There are signs of progress, though. In addition to CDM's evolution and recent changes to the Trusted Internet Connections policy, participants pointed to the more collaborative approach CISA has taken over the past year.
"I think it bodes well for the federal government in general," one official said. "Yes, leadership chases green — they're incentivized to do it. But the green is sometimes the wrong green. The people who are writing those questions are now at least a little bit more open to figuring out what the right questions are."

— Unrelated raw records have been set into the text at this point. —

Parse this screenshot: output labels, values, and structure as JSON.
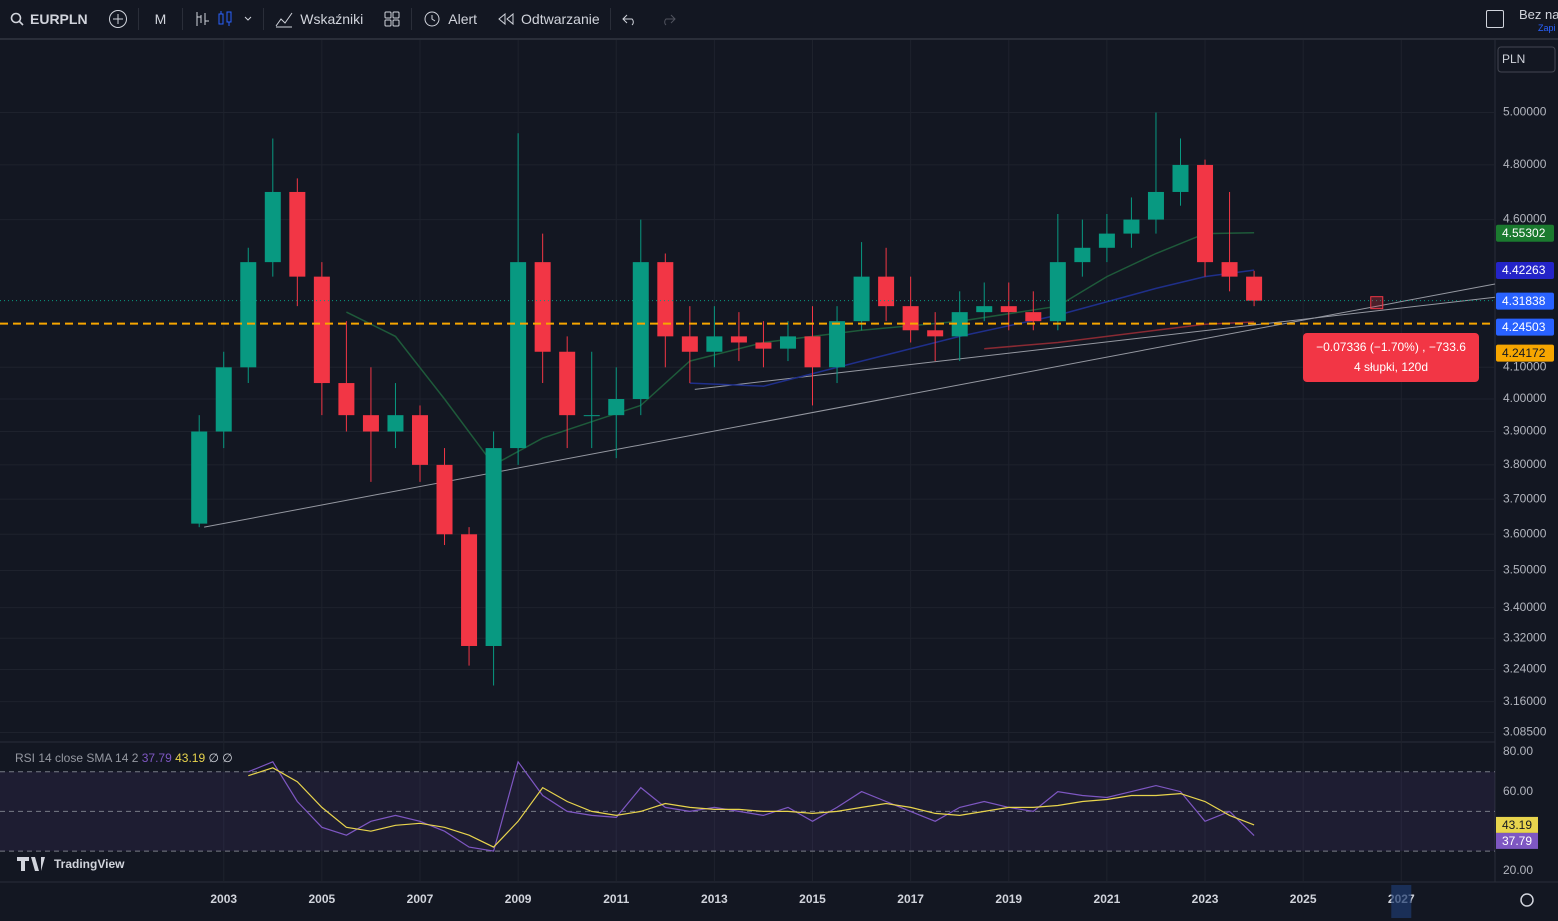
{
  "toolbar": {
    "symbol": "EURPLN",
    "interval": "M",
    "indicators": "Wskaźniki",
    "alert": "Alert",
    "replay": "Odtwarzanie",
    "layout_name": "Bez na",
    "save": "Zapi"
  },
  "watermark": "TradingView",
  "chart_data": {
    "type": "candlestick",
    "log_scale": true,
    "currency": "PLN",
    "up_color": "#089981",
    "down_color": "#f23645",
    "x": [
      2002.5,
      2003,
      2003.5,
      2004,
      2004.5,
      2005,
      2005.5,
      2006,
      2006.5,
      2007,
      2007.5,
      2008,
      2008.5,
      2009,
      2009.5,
      2010,
      2010.5,
      2011,
      2011.5,
      2012,
      2012.5,
      2013,
      2013.5,
      2014,
      2014.5,
      2015,
      2015.5,
      2016,
      2016.5,
      2017,
      2017.5,
      2018,
      2018.5,
      2019,
      2019.5,
      2020,
      2020.5,
      2021,
      2021.5,
      2022,
      2022.5,
      2023,
      2023.5,
      2024
    ],
    "open": [
      3.63,
      3.9,
      4.1,
      4.45,
      4.7,
      4.4,
      4.05,
      3.95,
      3.9,
      3.95,
      3.8,
      3.6,
      3.3,
      3.85,
      4.45,
      4.15,
      3.95,
      3.95,
      4.0,
      4.45,
      4.2,
      4.15,
      4.2,
      4.18,
      4.16,
      4.2,
      4.1,
      4.25,
      4.4,
      4.3,
      4.22,
      4.2,
      4.28,
      4.3,
      4.28,
      4.25,
      4.45,
      4.5,
      4.55,
      4.6,
      4.7,
      4.8,
      4.45,
      4.4
    ],
    "high": [
      3.95,
      4.15,
      4.5,
      4.9,
      4.75,
      4.45,
      4.25,
      4.1,
      4.05,
      3.98,
      3.85,
      3.62,
      3.9,
      4.92,
      4.55,
      4.2,
      4.15,
      4.1,
      4.6,
      4.48,
      4.3,
      4.3,
      4.28,
      4.25,
      4.25,
      4.3,
      4.3,
      4.52,
      4.5,
      4.4,
      4.28,
      4.35,
      4.38,
      4.38,
      4.35,
      4.62,
      4.6,
      4.62,
      4.68,
      5.0,
      4.9,
      4.82,
      4.7,
      4.42
    ],
    "low": [
      3.62,
      3.85,
      4.05,
      4.4,
      4.3,
      3.95,
      3.9,
      3.75,
      3.85,
      3.75,
      3.57,
      3.25,
      3.2,
      3.8,
      4.05,
      3.85,
      3.85,
      3.82,
      3.95,
      4.1,
      4.05,
      4.1,
      4.12,
      4.1,
      4.12,
      3.98,
      4.05,
      4.22,
      4.25,
      4.18,
      4.12,
      4.12,
      4.25,
      4.22,
      4.22,
      4.22,
      4.4,
      4.45,
      4.5,
      4.55,
      4.65,
      4.4,
      4.35,
      4.3
    ],
    "close": [
      3.9,
      4.1,
      4.45,
      4.7,
      4.4,
      4.05,
      3.95,
      3.9,
      3.95,
      3.8,
      3.6,
      3.3,
      3.85,
      4.45,
      4.15,
      3.95,
      3.95,
      4.0,
      4.45,
      4.2,
      4.15,
      4.2,
      4.18,
      4.16,
      4.2,
      4.1,
      4.25,
      4.4,
      4.3,
      4.22,
      4.2,
      4.28,
      4.3,
      4.28,
      4.25,
      4.45,
      4.5,
      4.55,
      4.6,
      4.7,
      4.8,
      4.45,
      4.4,
      4.31838
    ],
    "xlim": [
      1998.44,
      2028.91
    ],
    "xticks": [
      2003,
      2005,
      2007,
      2009,
      2011,
      2013,
      2015,
      2017,
      2019,
      2021,
      2023,
      2025,
      2027
    ],
    "ylim": [
      3.067,
      5.27
    ],
    "yticks": [
      {
        "value": 3.085,
        "label": "3.08500"
      },
      {
        "value": 3.16,
        "label": "3.16000"
      },
      {
        "value": 3.24,
        "label": "3.24000"
      },
      {
        "value": 3.32,
        "label": "3.32000"
      },
      {
        "value": 3.4,
        "label": "3.40000"
      },
      {
        "value": 3.5,
        "label": "3.50000"
      },
      {
        "value": 3.6,
        "label": "3.60000"
      },
      {
        "value": 3.7,
        "label": "3.70000"
      },
      {
        "value": 3.8,
        "label": "3.80000"
      },
      {
        "value": 3.9,
        "label": "3.90000"
      },
      {
        "value": 4.0,
        "label": "4.00000"
      },
      {
        "value": 4.1,
        "label": "4.10000"
      },
      {
        "value": 4.6,
        "label": "4.60000"
      },
      {
        "value": 4.8,
        "label": "4.80000"
      },
      {
        "value": 5.0,
        "label": "5.00000"
      }
    ],
    "overlays": [
      {
        "color": "#1e5a3a",
        "x": [
          2005.5,
          2006.5,
          2007.5,
          2008.5,
          2009.5,
          2010.5,
          2011.5,
          2012.5,
          2014,
          2016,
          2018,
          2020,
          2021,
          2022,
          2023,
          2024
        ],
        "values": [
          4.28,
          4.2,
          4.0,
          3.8,
          3.88,
          3.93,
          3.98,
          4.12,
          4.18,
          4.22,
          4.25,
          4.3,
          4.4,
          4.48,
          4.55,
          4.55302
        ]
      },
      {
        "color": "#1f2f8a",
        "x": [
          2012.5,
          2014,
          2016,
          2018,
          2020,
          2022,
          2023,
          2024
        ],
        "values": [
          4.05,
          4.04,
          4.12,
          4.2,
          4.27,
          4.36,
          4.4,
          4.42263
        ]
      },
      {
        "color": "#8a2a33",
        "x": [
          2018.5,
          2020,
          2022,
          2023,
          2024
        ],
        "values": [
          4.16,
          4.18,
          4.22,
          4.24,
          4.2473
        ]
      }
    ],
    "trendlines": [
      {
        "x": [
          2002.6,
          2028.91
        ],
        "values": [
          3.62,
          4.375
        ]
      },
      {
        "x": [
          2012.6,
          2028.91
        ],
        "values": [
          4.03,
          4.33
        ]
      }
    ],
    "price_lines": [
      {
        "value": 4.24503,
        "color": "#2962ff",
        "style": "none"
      },
      {
        "value": 4.24172,
        "color": "#f7a600",
        "style": "dashed"
      }
    ],
    "measure": {
      "text": "−0.07336 (−1.70%) , −733.6",
      "detail": "4 słupki, 120d"
    }
  },
  "rsi": {
    "type": "line",
    "title": "RSI 14 close SMA 14 2",
    "suffix": "∅ ∅",
    "x": [
      2003.5,
      2004,
      2004.5,
      2005,
      2005.5,
      2006,
      2006.5,
      2007,
      2007.5,
      2008,
      2008.5,
      2009,
      2009.5,
      2010,
      2010.5,
      2011,
      2011.5,
      2012,
      2012.5,
      2013,
      2013.5,
      2014,
      2014.5,
      2015,
      2015.5,
      2016,
      2016.5,
      2017,
      2017.5,
      2018,
      2018.5,
      2019,
      2019.5,
      2020,
      2020.5,
      2021,
      2021.5,
      2022,
      2022.5,
      2023,
      2023.5,
      2024
    ],
    "series": [
      {
        "color": "#7e57c2",
        "values": [
          70,
          75,
          55,
          42,
          38,
          45,
          48,
          45,
          40,
          32,
          30,
          75,
          58,
          50,
          48,
          47,
          62,
          52,
          50,
          52,
          50,
          48,
          52,
          45,
          52,
          60,
          55,
          50,
          45,
          52,
          55,
          52,
          50,
          60,
          58,
          57,
          60,
          63,
          60,
          45,
          50,
          37.79
        ]
      },
      {
        "color": "#e8d44d",
        "values": [
          68,
          72,
          65,
          52,
          42,
          40,
          43,
          44,
          42,
          38,
          32,
          45,
          62,
          55,
          50,
          48,
          50,
          54,
          52,
          51,
          51,
          50,
          50,
          49,
          50,
          52,
          54,
          52,
          49,
          48,
          50,
          52,
          52,
          53,
          55,
          56,
          58,
          58,
          59,
          55,
          48,
          43.19
        ]
      }
    ],
    "ylim": [
      14.4,
      84.5
    ],
    "levels": [
      70,
      50,
      30
    ],
    "yticks": [
      {
        "value": 80,
        "label": "80.00"
      },
      {
        "value": 60,
        "label": "60.00"
      },
      {
        "value": 20,
        "label": "20.00"
      }
    ]
  }
}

Focus on the outcome (and start small)
Given the many complexities involved, most of the participants were focused on finding practical starting points rather than perfecting the larger framework.
As one official said about adopting zero trust: "At the end of the day, I've got to be able to answer one question: Is my data still protected as a result? If I can answer that question, I'm good."
Another recommended focusing on specific use cases: "Can enterprises with satellite facilities connect without compromising the entire network? Can contractors get access without compromising the entire network? Can collaboration across enterprise boundaries happen without compromising the entire network? That's really what we're talking about from a zero trust perspective."
Similarly, other participants emphasized starting with clearly defined functional building blocks. "How do we tackle lateral movement?" one asked. "What degrees of trust do we implicitly give to your Common Access Card, to your Kerberos token? What is the exact level of lateral movement that can come from those different things? And then start attacking that."
Specific applications can also offer a starting point. "A lot of people focus on devices and protecting the device, but it's actually the application that facilitates the access to that data," another participant said. "So that should be hardened."
All admitted that the complexity can be daunting. "Nothing is going to make this simple," said one official who urged focusing on the data layer. "But if we can start to define policy at the layer that we care about, we can at least simplify the approach and reduce the number of layers we have to take into consideration."
And while it's important to think about design principles at the enterprise level, there was strong consensus that implementations should start small.
"I'm of the opinion that the component technologies that enable something like zero trust can be small and have clear finish lines and run in parallel," one official said. "But I count myself personally fortunate that at my agency, nobody thus far has stepped up and said, 'We're going to have a [departmentwide] zero trust initiative' because that's intractable."